Velvian · 16/03/2022 14:17

I hate this idea of sexual favours as 'birthday presents' it is very rapey. It is vile. I'm never doing anal, don't care if DH would like to (he says not), not doing it.

That is a separate issue to the jealousy. It sounds like you need to find a way to value yourself that is not at all bound up in how good a partner you are to your DP. Think about your ambitions for yourself.

Mia10791 · 16/03/2022 14:18

I regret the way I behaved about his past relationship. I let my insecurities get the better of me and I wish I could take it back. I did apologise but I know it doesn’t erase the memory of it.

Although it is a LDR, we have spent longer periods of time together over Christmas and holidays etc. It’s him who is pushing for the engagement. I’ve told him we need to take more time.

As for the sexual request, it’s never something I’ve wanted to do before but I know it’s something he really likes so it’s difficult. I’ve never tried it so I can’t say whether I’d like it but I try to avoid talking about it because I don’t like him mentioning it. It makes me feel like normal sex isn’t enough for him when he’s always wishing he could do that instead. Maybe it is a red flag and I need to be assertive about how I feel.

OP posts:
Aquamarine1029 · 16/03/2022 14:19

I hate this idea of sexual favours as 'birthday presents' it is very rapey. It is vile. I'm never doing anal, don't care if DH would like to (he says not), not doing it.

I agree. It's coercion, plwin and simple.
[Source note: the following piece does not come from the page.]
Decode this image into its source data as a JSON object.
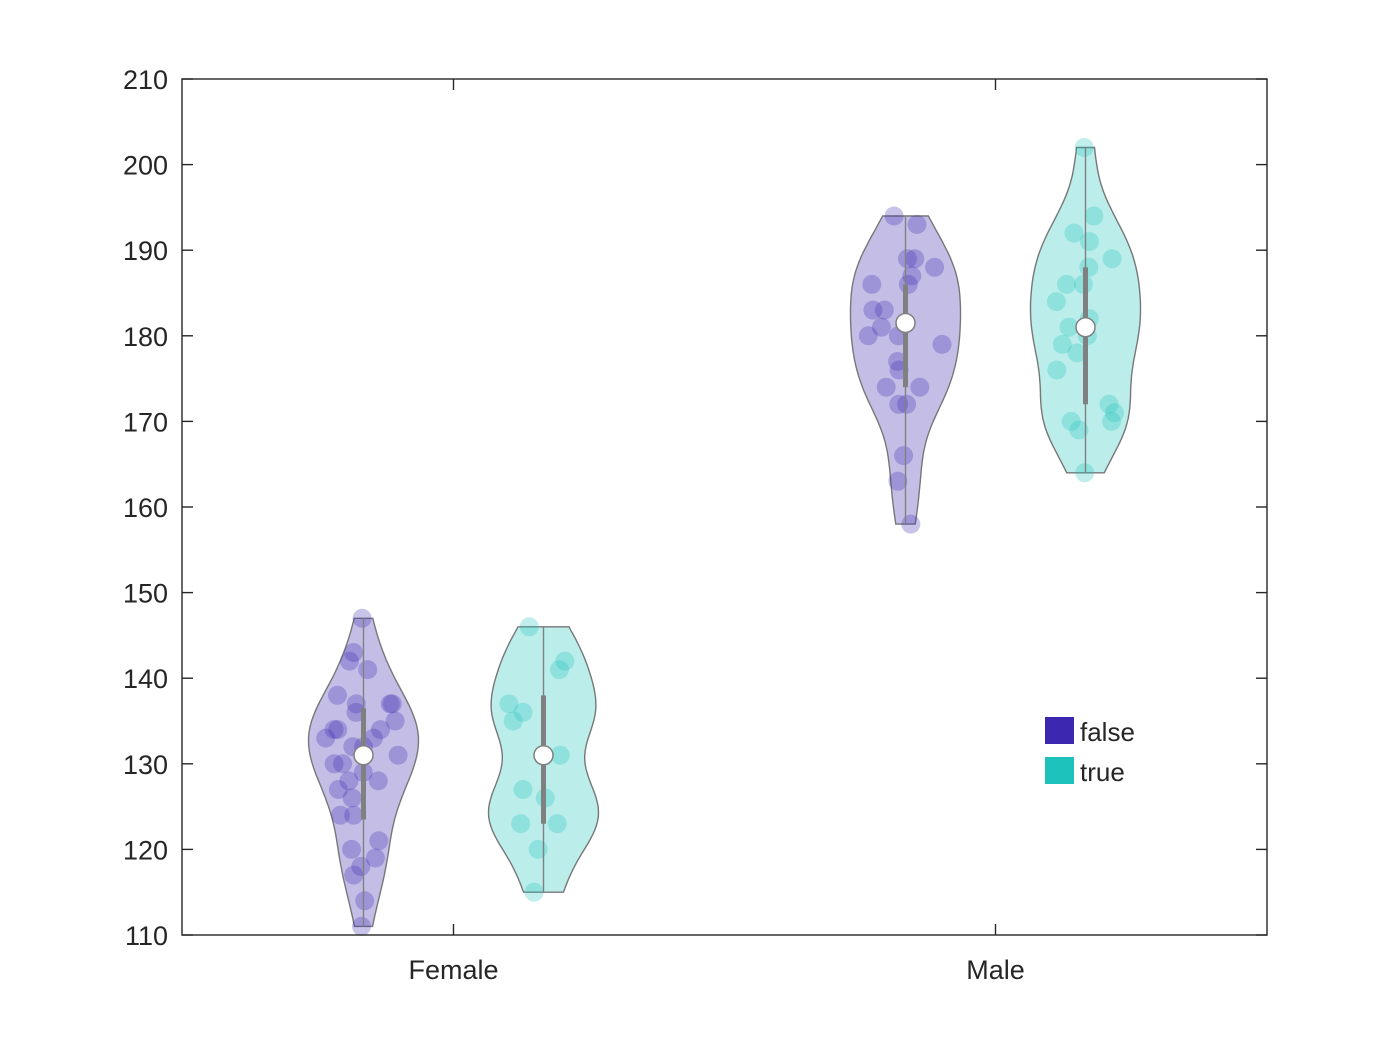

Aquamarine1029 · 16/03/2022 14:19

*plain

drpet49 · 16/03/2022 14:23

* Everybody has a past before you and it's not fair to start an argument about this kind of thing. Regardless of him being an asshole, no one should be made to feel ashamed of having a history.*

^This. The anal matter aside, OP sounds controlling and jealous. He has only 1 past relationship and the way she talks about it is obsessive and controlling. Red flags here

Mia10791 · 16/03/2022 14:27

@drpet49 from what he has told me about his ex, it was her who was jealous and controlling. She would go through his phone, ban him from speaking to female friends, accuse him of looking at other women and lied about her job status. I know I have insecurity issues but I am working on them and have admitted my faults. I am a caring partner and this is the first time anything like this has happened.

OP posts:
ThePlantsitter · 16/03/2022 14:33

He likes it and you don't know if you like it. That makes it an inappropriate thing to agree to on a particular date for someone's birthday. What if you don't feel like trying it that day? Would you say so? I'm guessing you wouldn't due to not wanting to talk about it openly.

Everybody brings insecurities and foibles to a relationship. How you deal with those things is what makes a good or bad relationship. I'd be more damning of your 'insecurity' if it hadn't come straight after a conversation of you only being a good girlfriend if you let him put his knob up your arse on his birthday tbh.

MarthaFokker · 16/03/2022 14:44

It’s him who is pushing for the engagement. I’ve told him we need to take more time.

And yet you'll be moving in with him soon?

He's a very pushy guy by the sound of it.

Beamur · 16/03/2022 14:52

Lots of red flags here OP.
You're very insecure.
He's manipulative.
Anyone who bad mouths their ex is often concealing their own part in a toxic relationship. Why was his ex so controlling and jealous? Maybe his behaviour was part of the problem..
Tread very carefully. From what you have said, this doesn't sound like a healthy relationship.